En eso de ir de puntillas, Rybakina se maneja como pocas. Su tenis es su rostro: aséptico a más no poder. Ni una mueca ha regalado en todo el torneo, ni siquiera en esta resolución que en realidad no deja de ser la continuación del curso anterior. Selló el 2025 como maestra y emprende el nuevo año al mismo ritmo, con esa marcha firme y esa seguridad; se ajusta la trenza, corrige la visera y ejecuta. Sin más. Parece decir que ella solo hace su trabajo. Despide pelotazos, no duda. Tampoco emociona, pero así, a la chita callando, tiene los mismos grandes —antes alzó Wimbledon, en 2022— que la popular Coco Gauff y gana relieve.
Plan millonario
Frente a la efusiva personalidad de Sabalenka, la campeona procede de inicio a fin con suma frialdad. No se le escapa la sonrisa ni a la hora de recoger el trofeo. Todo sumamente protocolario. En el fondo, un reflejo de ese estilo que si bien no engancha, funciona. Recorridos invertidos en este epílogo que conforme avanzaba parecía estar en manos de la bielorrusa, repuesta después de perder la primera manga, y que luego deriva en un señor bandazo. Muy previsibles todos los puntos, rara vez se superan los cinco golpes, y finalmente el acelerón que decide. La una va descomprimiéndose, la otra hinchándose.

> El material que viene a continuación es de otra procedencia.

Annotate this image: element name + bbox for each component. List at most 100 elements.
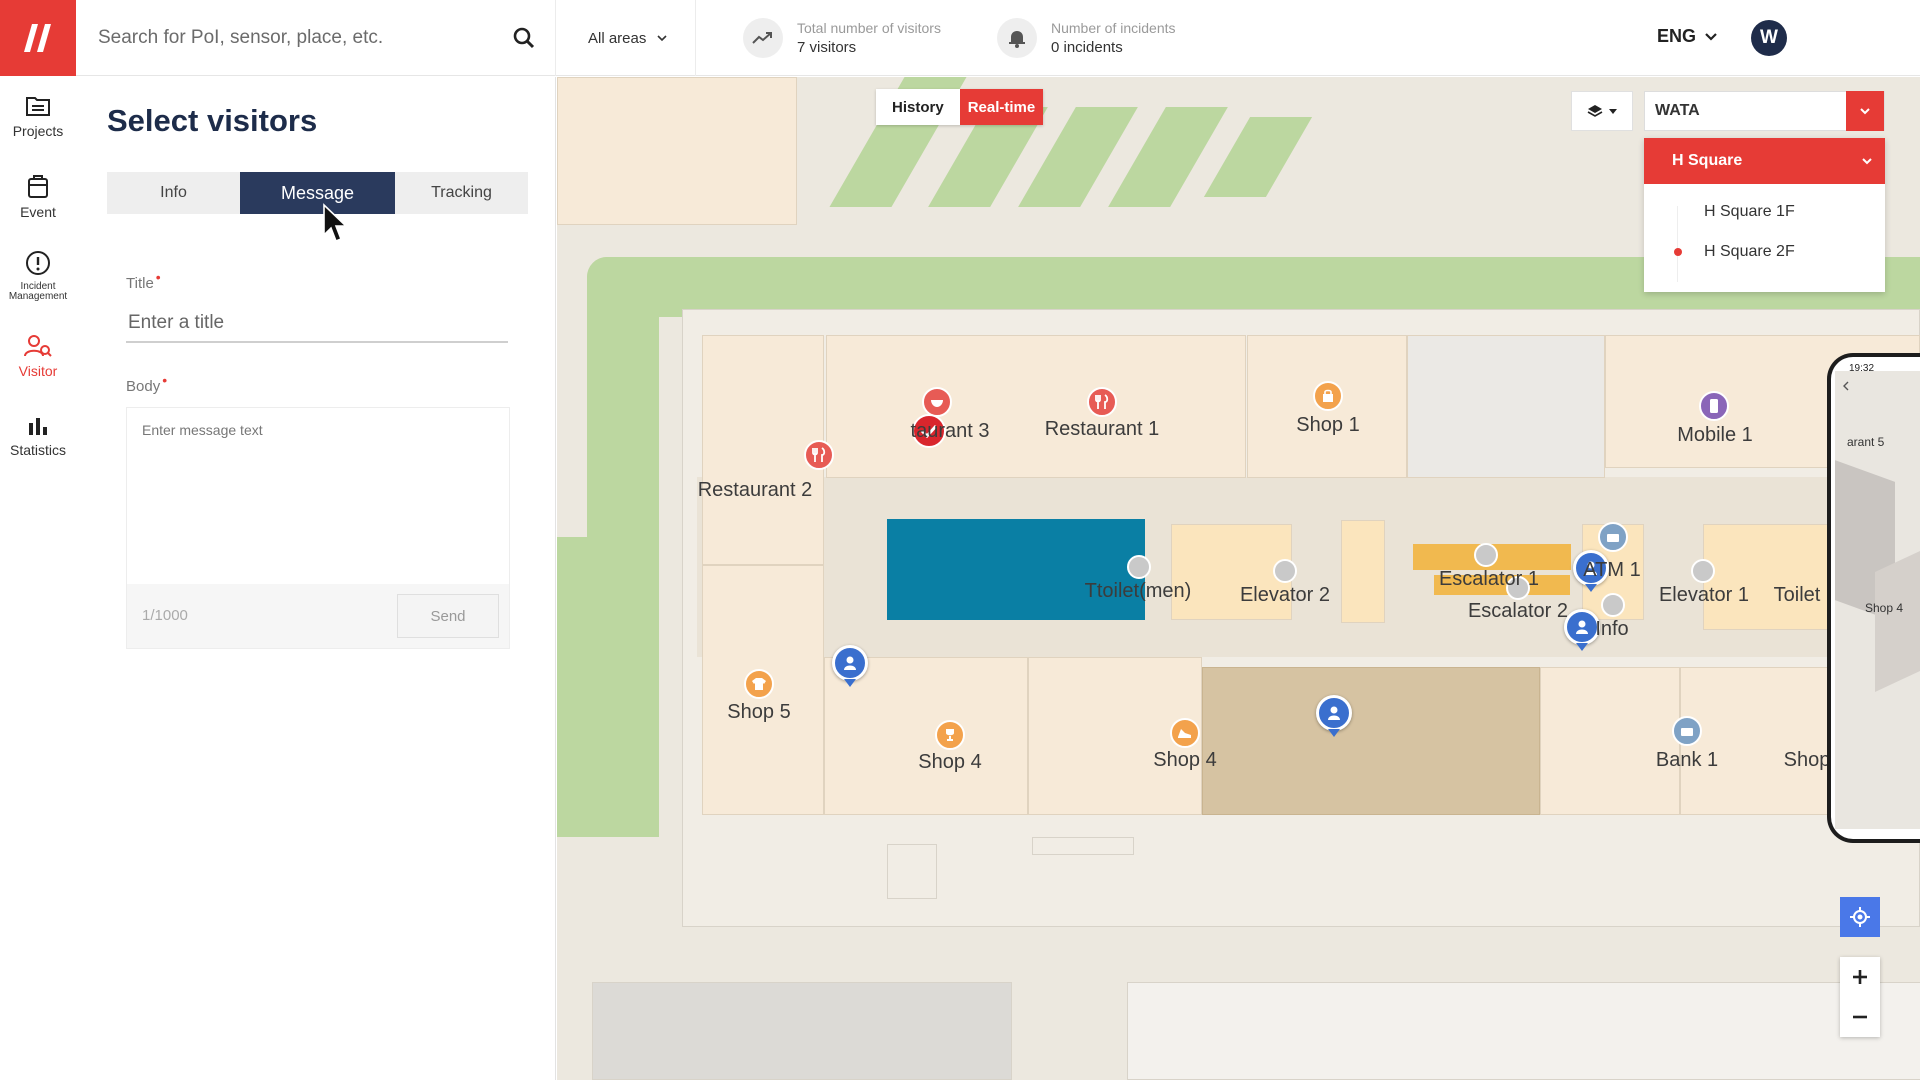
- locate-me-button[interactable]: [1840, 897, 1880, 937]
- restaurant-pin-icon[interactable]: [1087, 387, 1117, 417]
- visitor-count-stat: Total number of visitors 7 visitors: [743, 18, 941, 58]
- zoom-in-button[interactable]: [1840, 957, 1880, 997]
- bank-pin-icon[interactable]: [1672, 716, 1702, 746]
- nav-label-projects: Projects: [12, 122, 64, 139]
- folder-icon: [26, 96, 50, 116]
- tab-message[interactable]: Message: [240, 172, 395, 214]
- mobile-app-preview: 19:32 arant 5 Shop 4: [1827, 353, 1920, 843]
- mobile-pin-icon[interactable]: [1699, 391, 1729, 421]
- nav-item-event[interactable]: Event: [0, 156, 76, 236]
- title-input[interactable]: [126, 305, 508, 343]
- phone-screen: arant 5 Shop 4: [1835, 371, 1920, 829]
- area-filter-dropdown[interactable]: All areas: [556, 0, 696, 76]
- place-label: Restaurant 1: [1044, 418, 1160, 440]
- room-pillar: [1341, 520, 1385, 623]
- toilet-marker-icon[interactable]: [1127, 555, 1151, 579]
- logo-slashes-icon: [24, 24, 51, 52]
- search-bar: [76, 0, 556, 76]
- panel-title: Select visitors: [107, 103, 318, 138]
- shirt-pin-icon[interactable]: [744, 669, 774, 699]
- title-field-label: Title •: [126, 269, 161, 292]
- alert-circle-icon: [26, 250, 50, 275]
- zoom-out-button[interactable]: [1840, 997, 1880, 1037]
- selected-area-highlight[interactable]: [887, 519, 1145, 620]
- message-body-footer: 1/1000 Send: [127, 584, 509, 648]
- grass-area: [557, 537, 659, 837]
- room-shop[interactable]: [557, 77, 797, 225]
- chevron-down-icon: [1705, 32, 1717, 41]
- bell-icon: [997, 18, 1037, 58]
- nav-label-event: Event: [20, 203, 56, 220]
- escalator-marker-icon[interactable]: [1474, 543, 1498, 567]
- message-body-input[interactable]: [127, 408, 509, 584]
- floor-option-1f[interactable]: H Square 1F: [1644, 192, 1885, 232]
- nav-item-incident-management[interactable]: Incident Management: [0, 236, 76, 316]
- search-input[interactable]: [98, 22, 498, 54]
- realtime-button[interactable]: Real-time: [959, 89, 1044, 125]
- shopping-bag-pin-icon[interactable]: [1313, 381, 1343, 411]
- bar-chart-icon: [29, 417, 47, 435]
- room-occupied[interactable]: [1202, 667, 1540, 815]
- visitor-search-icon: [24, 334, 52, 357]
- language-selector[interactable]: ENG: [1657, 26, 1718, 47]
- chevron-down-icon: [1862, 158, 1872, 165]
- send-button[interactable]: Send: [397, 594, 499, 638]
- info-marker-icon[interactable]: [1601, 593, 1625, 617]
- search-icon[interactable]: [513, 27, 535, 49]
- place-label: Elevator 2: [1239, 584, 1331, 606]
- floor-option-2f[interactable]: H Square 2F: [1644, 232, 1885, 272]
- app-logo[interactable]: [0, 0, 76, 76]
- zoom-controls: [1840, 957, 1880, 1037]
- select-visitors-panel: Select visitors Info Message Tracking Ti…: [76, 77, 556, 1080]
- room-restaurant-3-1[interactable]: [826, 335, 1246, 478]
- elevator-marker-icon[interactable]: [1273, 559, 1297, 583]
- visitor-count-caption: Total number of visitors: [797, 20, 941, 36]
- place-label: Ttoilet(men): [1084, 580, 1192, 602]
- phone-place-label: arant 5: [1847, 435, 1885, 449]
- place-label: ATM 1: [1583, 559, 1641, 581]
- side-navigation: Projects Event Incident Management Visit…: [0, 76, 76, 1080]
- elevator-marker-icon[interactable]: [1691, 559, 1715, 583]
- nav-item-statistics[interactable]: Statistics: [0, 396, 76, 476]
- restaurant-pin-icon[interactable]: [804, 440, 834, 470]
- visitor-marker-icon[interactable]: [832, 645, 868, 681]
- tab-info[interactable]: Info: [107, 172, 240, 214]
- character-counter: 1/1000: [142, 607, 188, 624]
- place-label: taurant 3: [910, 420, 990, 442]
- user-avatar[interactable]: W: [1751, 20, 1787, 56]
- room-empty: [1407, 335, 1605, 478]
- atm-pin-icon[interactable]: [1598, 522, 1628, 552]
- site-select[interactable]: WATA: [1644, 91, 1885, 131]
- layer-toggle-button[interactable]: [1571, 91, 1633, 131]
- phone-place-label: Shop 4: [1865, 601, 1904, 615]
- trophy-pin-icon[interactable]: [935, 720, 965, 750]
- floor-map[interactable]: taurant 3 Restaurant 1 Shop 1 Mobile 1 R…: [557, 77, 1920, 1080]
- place-label: Info: [1595, 618, 1629, 640]
- room-bank-1[interactable]: [1540, 667, 1680, 815]
- minus-icon: [1853, 1015, 1867, 1019]
- nav-item-projects[interactable]: Projects: [0, 76, 76, 156]
- incident-count-stat: Number of incidents 0 incidents: [997, 18, 1176, 58]
- building-select[interactable]: H Square: [1644, 138, 1885, 184]
- shoe-pin-icon[interactable]: [1170, 718, 1200, 748]
- layers-icon: [1587, 105, 1603, 117]
- place-label: Escalator 1: [1438, 568, 1540, 590]
- grass-area: [1203, 117, 1313, 197]
- place-label: Shop: [1783, 749, 1831, 771]
- place-label: Shop 1: [1296, 414, 1360, 436]
- plaza-area: [1127, 982, 1920, 1080]
- visitor-count-value: 7 visitors: [797, 39, 857, 56]
- place-label: Shop 4: [1153, 749, 1217, 771]
- place-label: Shop 5: [727, 701, 791, 723]
- nav-item-visitor[interactable]: Visitor: [0, 316, 76, 396]
- top-header: All areas Total number of visitors 7 vis…: [76, 0, 1920, 76]
- clipboard-icon: [28, 174, 48, 198]
- caret-down-icon: [1609, 108, 1617, 114]
- history-button[interactable]: History: [876, 89, 960, 125]
- incident-count-caption: Number of incidents: [1051, 20, 1176, 36]
- nav-label-statistics: Statistics: [9, 441, 66, 458]
- restaurant-pin-icon[interactable]: [922, 387, 952, 417]
- chevron-down-icon: [1846, 91, 1884, 131]
- tab-tracking[interactable]: Tracking: [395, 172, 528, 214]
- visitor-marker-icon[interactable]: [1316, 695, 1352, 731]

Registros muy parejos, tan solo un par de dejadas en todo el pulso, una por cabeza. Techo cerrado, que hay llovizna de fin de semana. Y se consuma la revancha. Derrotada por la de Minsk hace tres años en este mismo escenario, Rybakina (26 años, Moscú) termina coronándose y reluce el millonario plan del magnate Bulat Utemuratov; básicamente, comprar talento para Kazajistán a golpe de talonario. A grandes rasgos: pistas —38 centros de tecnificación repartidos por el país— y licencias por doquier —de las 1.800 que se registraron en 2007 a las 33.000 de la actualidad—; unos 200 millones de euros de inversión en infraestructura y objetivo cumplido: ahora una figura que escala del quinto al tercer peldaño del ranking.
La venganza se sirve con un ace 💥
— Eurosport.es (@Eurosport_ES) January 31, 2026
Así logró Rybakina el segundo Grand Slam de su carrera y su primer Open de Australia, tres años después de caer ante Sabalenka en este mismo escenario#AO26 pic.twitter.com/IRKxQ7271T
Insípida en el discurso, su productividad contra las mejores destapa a una competidora con filo. En concreto, su victoria contra Sabalenka sitúa su promedio frente a las números uno —teniendo en cuenta siempre el contexto— en un 60%, primera del listado y por encima de los de Serena Williams (58,6%), Stefi Graff (57,9%) o Lindsay Davenport (44,1%). “Quiero agradecer a mi equipo, sin vosotros esto no sería posible. Han pasado muchas cosas, muchas gracias a todos y ojalá podamos continuar así”, expresa. Desde el banquillo la dirige su técnico Stefano Vukov, investigado en su día por maltrato psicológico.
Suspendido de entrada por un año —el torneo le denegó la acreditación en 2025 y en verano la WTA [rectora del circuito] le levantó el veto—, lo celebran a su manera. Frío, frío todo. Y con cara de pocos amigos se marcha rápido Sabalenka, reincidente. Decía que había aprendido la lección, que todo ese nerviosismo que le privó hace un año del título ante Keys y luego del éxito en Roland Garros, frente a Coco Gauff, estaba controlado. Superado. No lo parece, desde luego. Habitualmente generosa en la palabra, esta vez es escueta: “Gracias a mi equipo por estar siempre ahí, por disfrutar viéndome perder finales... Y a veces ganarlas”.